Aurélie Bidermann, vient d’être nommée directrice artistique de la maison Poiray. Cette annonce confirme un phénomène venu de la mode.
Quand ce métier n’existait pas…
On a du mal à l’imaginer, jusque dans les années 1990, les joailliers n’avaient pas de créateur en interne : ils collectaient des esquisses auprès de dessinateurs anonymes travaillant dans leurs ateliers de fabrication. Puis M. Arpels, M. Boucheron ou M. Chaumet les annotait, modifiait une pierre ou une proportion. Quand les groupes internationaux (LVMH, Richemont, Gucci Group) ont racheté ces maisons, ils ont intégré la création comme dans les maisons de mode. En 1999, LVMH pour lancer le département joaillerie de Christian Dior est allé jusqu’à appliquer une recette déjà éprouvée : mettre en avant un créateur-star, une figure de proue de la marque avec Victoire de Castellane.
Les grands noms de la joaillerie
Depuis, les expériences se sont multipliées. Louis Vuitton a lancé sa joaillerie sous la houlette de Marc Jacobs avant de nommer Lorenz Bäumer, qui s’en est allé après quelques collections. Lucia Silvestri dessine aujourd’hui les collections de Bulgari et Pierre Hardy celles d’Hermès, en plus des souliers. Chez Boucheron, Solange Azagury-Partridge qui a finalement préféré se concentrer sur sa marque à Londres, a été suivie de Claire Choisne.
Quel est son rôle ?
Le directeur artistique a un défi difficile à relever : concilier les contraires, s’inscrire dans la tradition de la maison, respecter son ADN et son histoire tout en répondant au souci de nouveauté et de modernité. Comme dans la mode, le directeur artistique doit créer des collections à un rythme accéléré, trouver l’équivalent d’un it bag. Dans le jargon professionnel, on appelle ça le « bread and butter ». Selon les maisons, le directeur artistique peut aussi incarner la marque pour des reportages en Inde ou au Sri Lanka pour promouvoir les pierres exceptionnelles de la maison, rencontrer les clients et dans les soirées, poser aux côtés des people pour occuper les réseaux sociaux. Parfois moins idyllique qu’on ne pourrait l’imaginer…
Le bijou qui marche
Certains directeurs artistiques l’ont trouvé. Victoire de Castellane a provoqué de véritables phénomènes avec sa « Mimioui », une fine chaîne ornée d’un micro-diamant devenue la néo-bague d’engagement ou son alliance figurant une tige de rose. Chez Boucheron, Solange Azagury-Partridge a imaginé la bague « Quatre », composée de quatre anneaux de différentes couleurs d’or texturé.
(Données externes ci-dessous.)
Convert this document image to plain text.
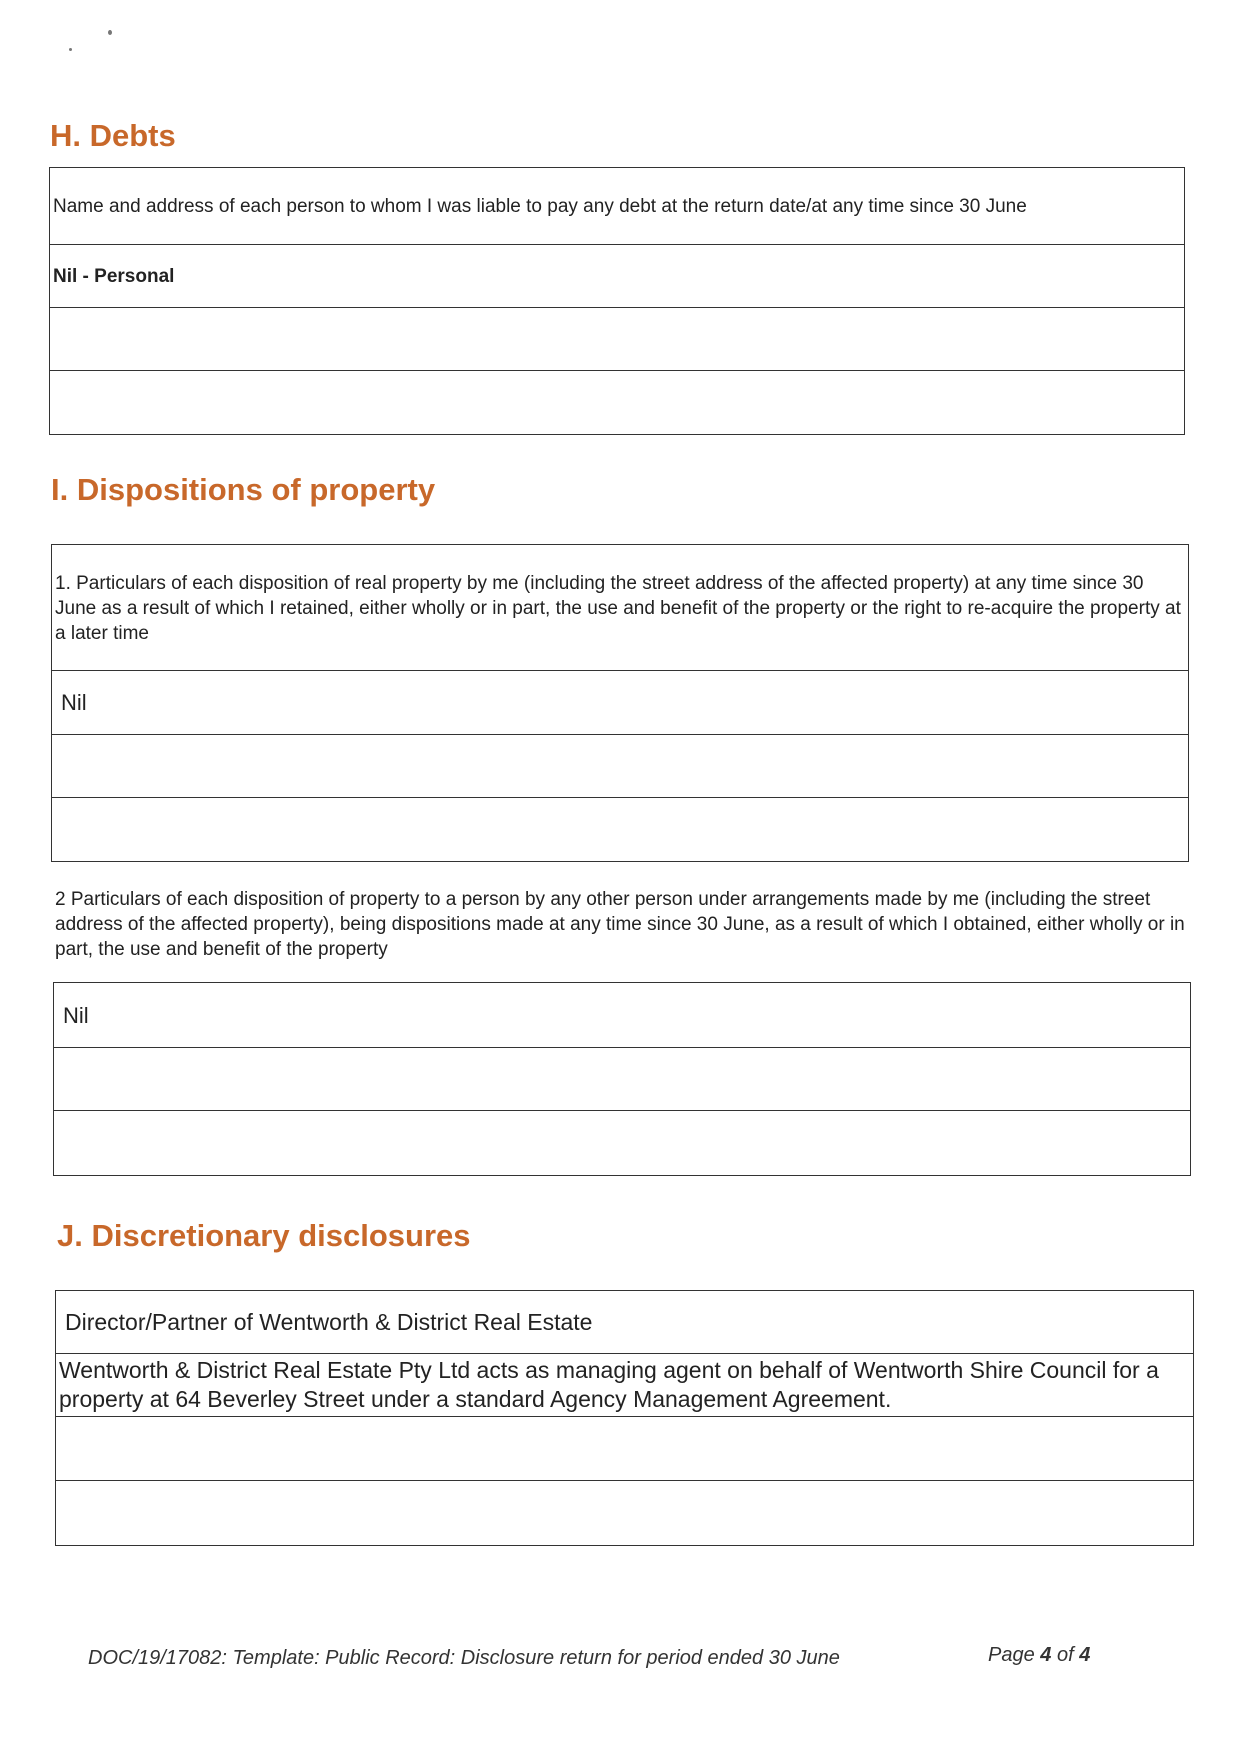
H. Debts
Name and address of each person to whom I was liable to pay any debt at the return date/at any time since 30 June
Nil - Personal
I. Dispositions of property
1. Particulars of each disposition of real property by me (including the street address of the affected property) at any time since 30 June as a result of which I retained, either wholly or in part, the use and benefit of the property or the right to re-acquire the property at a later time
Nil

2 Particulars of each disposition of property to a person by any other person under arrangements made by me (including the street address of the affected property), being dispositions made at any time since 30 June, as a result of which I obtained, either wholly or in part, the use and benefit of the property

Nil
J. Discretionary disclosures
Director/Partner of Wentworth & District Real Estate
Wentworth & District Real Estate Pty Ltd acts as managing agent on behalf of Wentworth Shire Council for a property at 64 Beverley Street under a standard Agency Management Agreement.
DOC/19/17082: Template: Public Record: Disclosure return for period ended 30 June	Page 4 of 4
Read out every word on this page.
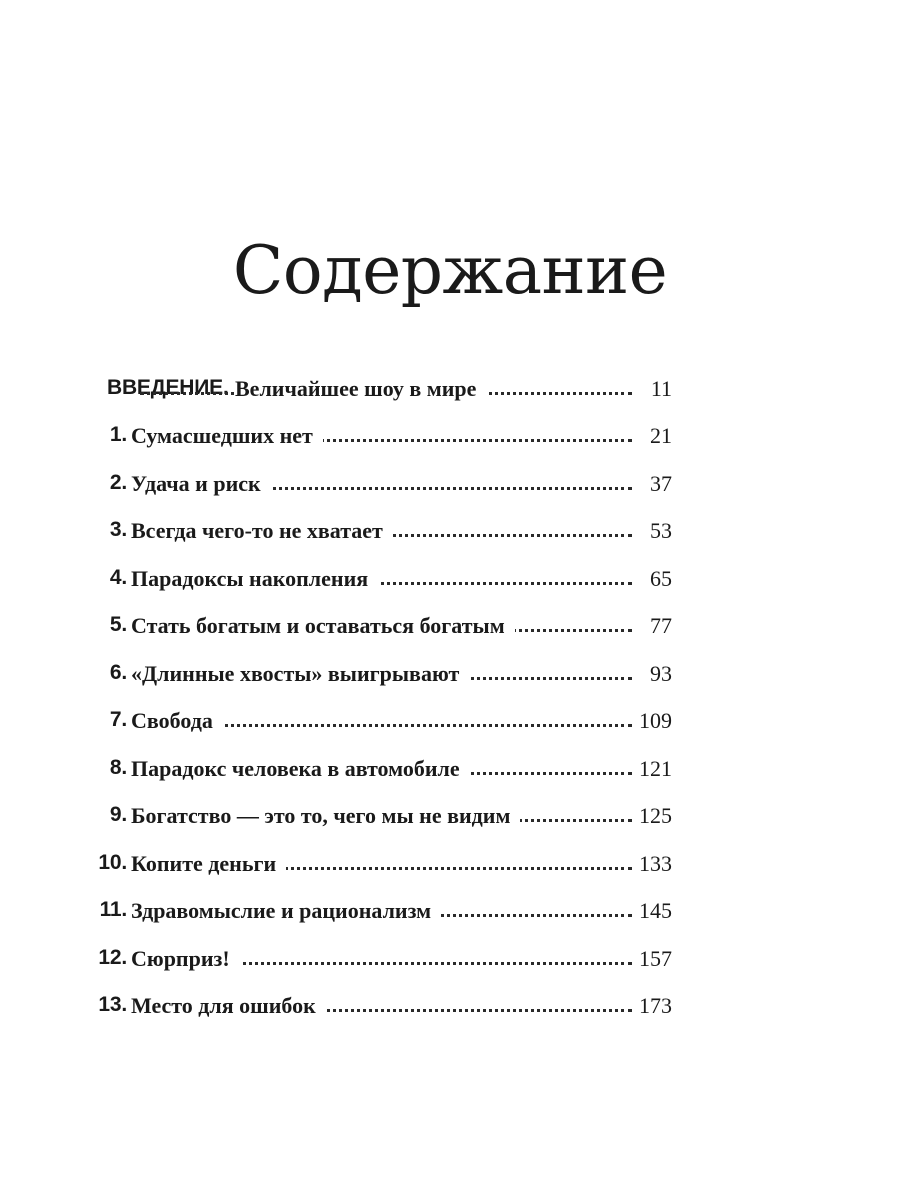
Содержание
ВВЕДЕНИЕ. Величайшее шоу в мире	11
1. Сумасшедших нет	21
2. Удача и риск	37
3. Всегда чего-то не хватает	53
4. Парадоксы накопления	65
5. Стать богатым и оставаться богатым	77
6. «Длинные хвосты» выигрывают	93
7. Свобода	109
8. Парадокс человека в автомобиле	121
9. Богатство — это то, чего мы не видим	125
10. Копите деньги	133
11. Здравомыслие и рационализм	145
12. Сюрприз!	157
13. Место для ошибок	173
Le succès est tel que beaucoup aiment affirmer avoir assisté à sa naissance en direct, dans son bureau. Dernier succès en date : la collection de Francesca Amfitheatrof chez Tiffany & Co., formant un T qui se décline à l’infini.
À chacun sa formule
Boucheron a longtemps oscillé entre mettre en avant Claire Choisne ou pas. Chanel, Cartier et Van Cleef & Arpels ont toujours revendiqué l’équipe de dessinateurs in house. Car pour Nicolas Bos, président de Van Cleef & Arpels et directeur de la création, « un bijou n’est pas créé par une seule personne : il fait appel à un processus, à divers savoir-faire détenus par l’acheteur de pierres, le lapidaire, le graveur et encore le sertisseur travaillant ensemble sous la direction d’un chef d’atelier ». Pour l’instant, la joaillerie a évité le directeur artistique excessif et hystérique tendant à éclipser la maison comme un John Galliano, un Karl Lagerfeld ou un Riccardo Tisci. Ce monde feutré et centré autour d’un bijou-investissement aux prix astronomiques, semble plus raisonnable que la mode.